The words rolled across the defenders just as the shadows reached the field. A thunder of bodies crashed into the demon ranks on the left flank, pale blurs of muscle and fangs ripping through armor and flesh as if it were parchment. Screams tore the night as demons were dragged down, shredded by claw and tooth.

From the rooftops, defenders gasped as the vampires leapt impossibly high, cutting arcs through the air like predators in flight. Their hands latched onto angels mid-swoop, dragging them screaming from the sky, wings snapping under the sheer force. The angels slashed with blades of light—but the vampires did not let go, tearing them down into the mud where dozens more piled on in frenzy.

The battlefield tilted. The demons, once pressing hard against the fortress lines, faltered under the sudden assault. Their flanks buckled, shrieks of rage and pain echoing as vampires cut through them with animalistic fury.

For a heartbeat, even the defenders stood stunned at the savagery of it. Then, Herpo's command cracked the spell of shock.

"PRESS THEM! WHILE THEY'RE BROKEN!"

And Hogsmeade's fortress surged alive again, wizards and goblins pushing forward to meet the faltering foe, the night now lit by fire, fang, and steel.

***

The shrine was silent save for the hum of runes still glowing faintly on the floor. The air reeked of burned incense and blood, the residue of magic so heavy it clung to the lungs. Morpheus stood before the figure, the body he had coaxed back into being, reshaped from soul and memory and bound flesh.
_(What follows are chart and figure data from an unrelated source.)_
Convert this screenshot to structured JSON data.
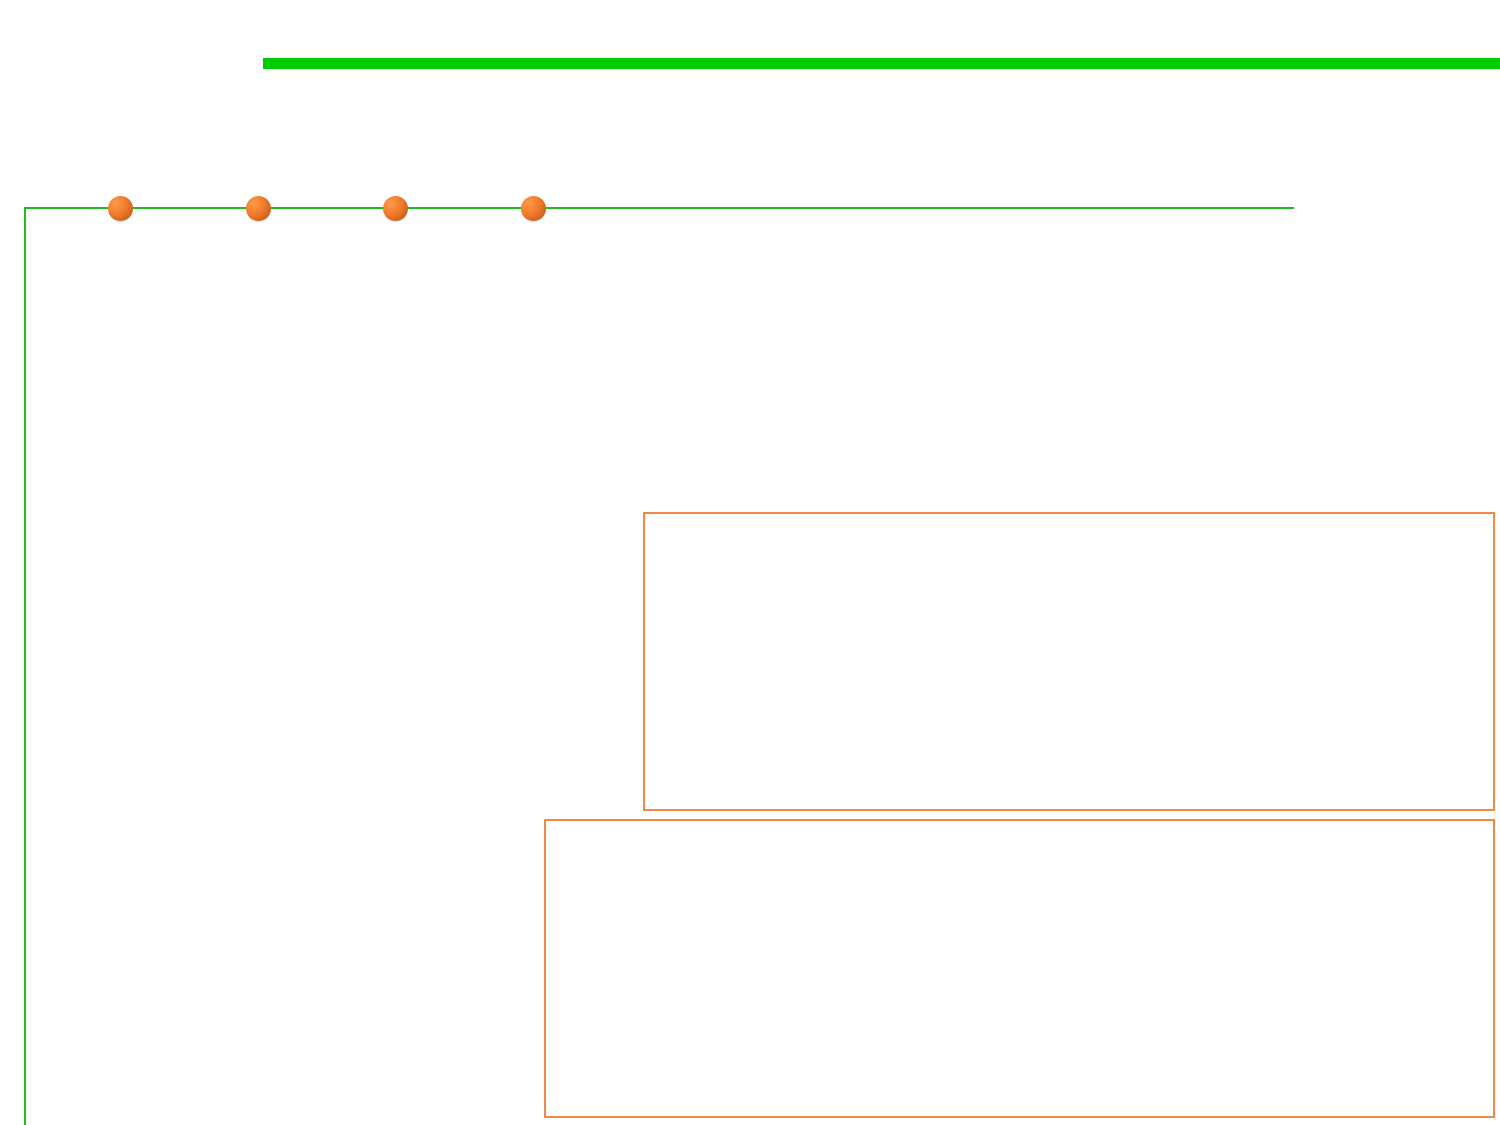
{
  "colors": {
    "accent_bar": "#00cc00",
    "frame_line": "#22bb22",
    "node_dot": "#ef7a2a",
    "panel_border": "#f08a4b",
    "background": "#ffffff"
  },
  "nodes": [
    {
      "icon": "orange-circle-icon"
    },
    {
      "icon": "orange-circle-icon"
    },
    {
      "icon": "orange-circle-icon"
    },
    {
      "icon": "orange-circle-icon"
    }
  ],
  "panels": [
    {
      "text": ""
    },
    {
      "text": ""
    }
  ]
}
The man before him inhaled sharply, his chest rising for the first time in centuries. Power rippled off him like heat haze.
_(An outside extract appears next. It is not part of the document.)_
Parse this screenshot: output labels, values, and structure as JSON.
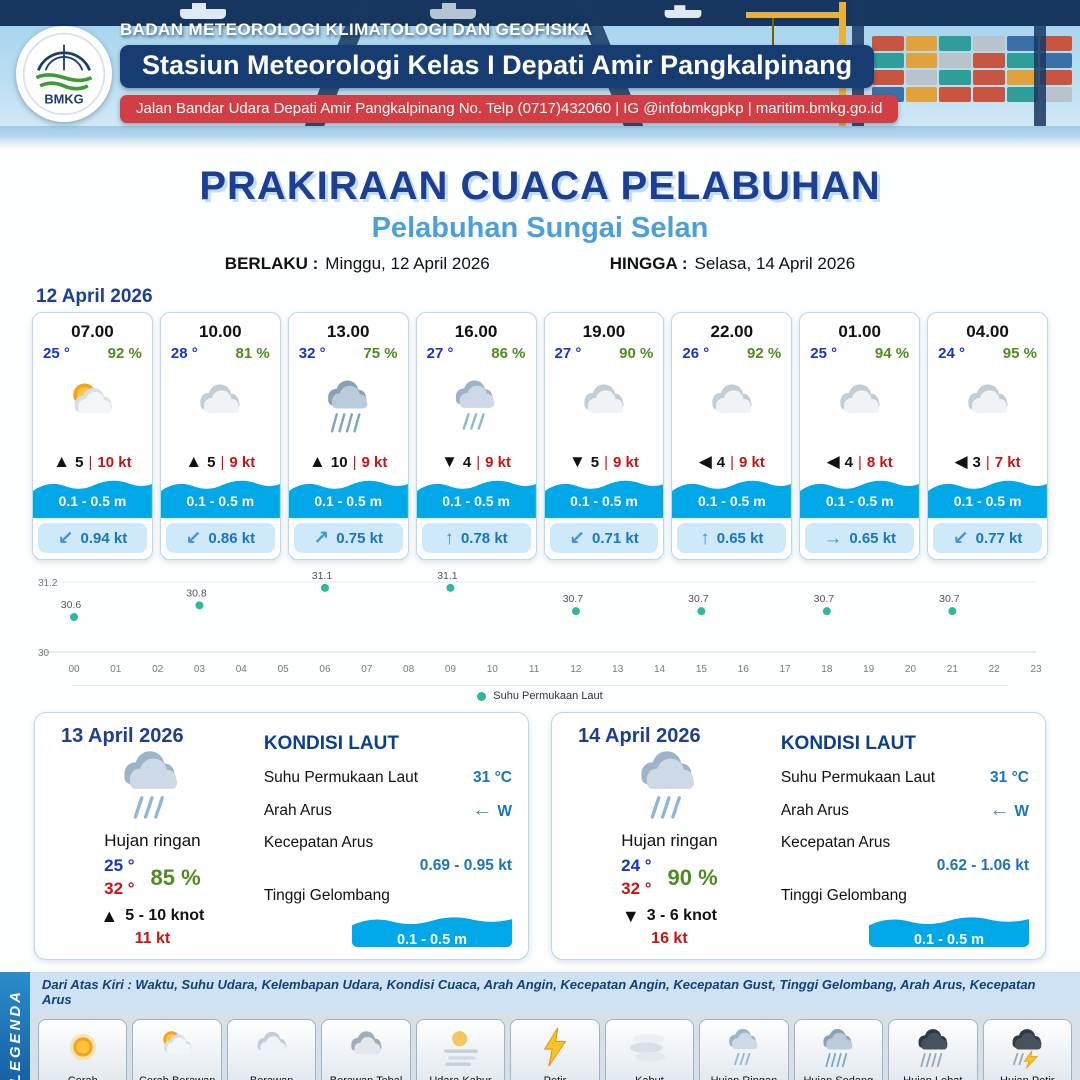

Morpheus dipped his head low, a small smile playing at the corner of his lips. In a voice almost reverent, he said,

"I apologize, old friend… but it seems humanity is in need of your assistance once more."
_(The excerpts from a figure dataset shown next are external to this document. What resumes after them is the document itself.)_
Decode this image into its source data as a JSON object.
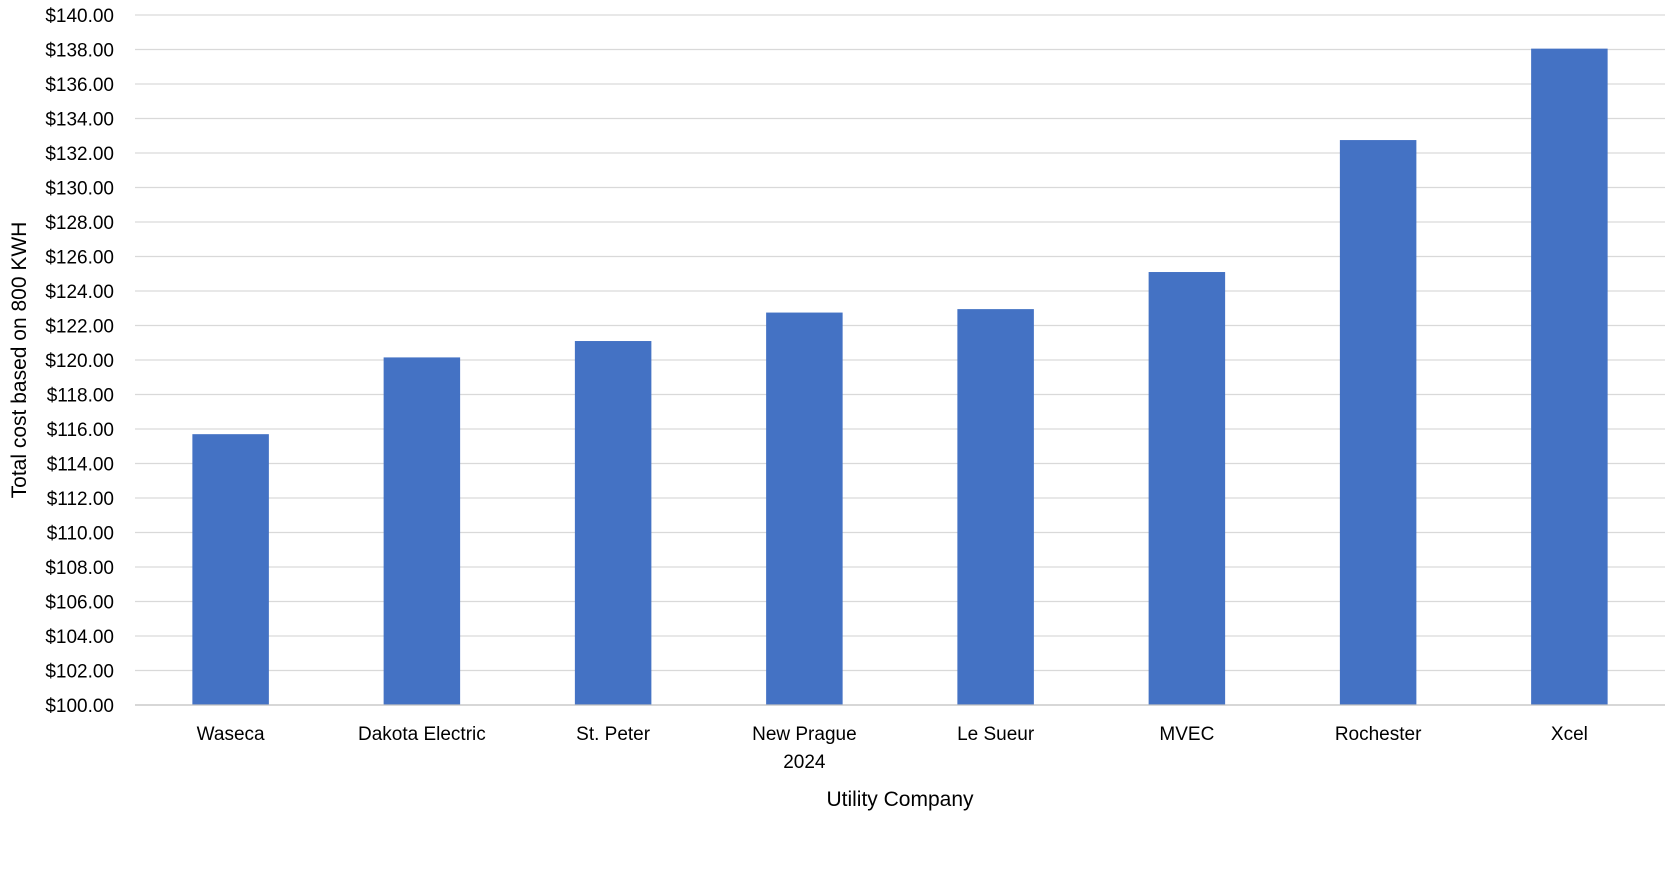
{
  "chart_data": {
    "type": "bar",
    "title": "",
    "xlabel": "Utility Company",
    "ylabel": "Total cost based on 800 KWH",
    "categories": [
      "Waseca",
      "Dakota Electric",
      "St. Peter",
      "New Prague 2024",
      "Le Sueur",
      "MVEC",
      "Rochester",
      "Xcel"
    ],
    "category_lines": [
      [
        "Waseca"
      ],
      [
        "Dakota Electric"
      ],
      [
        "St. Peter"
      ],
      [
        "New Prague",
        "2024"
      ],
      [
        "Le Sueur"
      ],
      [
        "MVEC"
      ],
      [
        "Rochester"
      ],
      [
        "Xcel"
      ]
    ],
    "values": [
      115.7,
      120.15,
      121.1,
      122.75,
      122.95,
      125.1,
      132.75,
      138.05
    ],
    "ylim": [
      100,
      140
    ],
    "ytick_step": 2,
    "ytick_labels": [
      "$100.00",
      "$102.00",
      "$104.00",
      "$106.00",
      "$108.00",
      "$110.00",
      "$112.00",
      "$114.00",
      "$116.00",
      "$118.00",
      "$120.00",
      "$122.00",
      "$124.00",
      "$126.00",
      "$128.00",
      "$130.00",
      "$132.00",
      "$134.00",
      "$136.00",
      "$138.00",
      "$140.00"
    ],
    "grid": true,
    "legend": "none",
    "bar_color": "#4472c4"
  }
}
The figure stepped forward. For a heartbeat, it seemed he would strike his hand twitched toward Morpheus, his eyes flaring like stormlight. His face twisted with fury, a raw, almost painful kind of rage that made the ward-lights flicker.

"You disgust me," he spat, voice like thunder cracking through the chamber. "How many have died so far in this damnable war? How many children buried beneath fire and blood? I could have made peace!" His final word boomed against the stone walls, shaking the runes.

Morpheus only sighed, shaking his head slowly, and let out a soft tsk. His smile faded into something more brittle, colder.

"Merlin," he said evenly, "there is no such thing as peace. Not truly. Not while heaven and hell gnash their teeth over this world. You of all men should have known that."

Merlin's eyes burned, fury and grief warring in their depths. His fists clenched, and his shoulders quivered as if he might collapse under the weight of centuries of failure.

Morpheus took a step closer, lowering his voice, words sharp as a blade's edge.

"Now… will you stand here, gnashing your teeth at me? Will you waste away what little time I have torn from the void for you? Or will you use it—use these precious moments of life I've bought you to aid those who are drowning in fire outside these walls?"

The silence that followed was suffocating. Merlin's jaw worked, his chest heaving with rage and sorrow. His gaze turned away from Morpheus, toward the faint thunder of war echoing through the mountain, and the decision in his heart seemed to weigh as heavy as the world itself.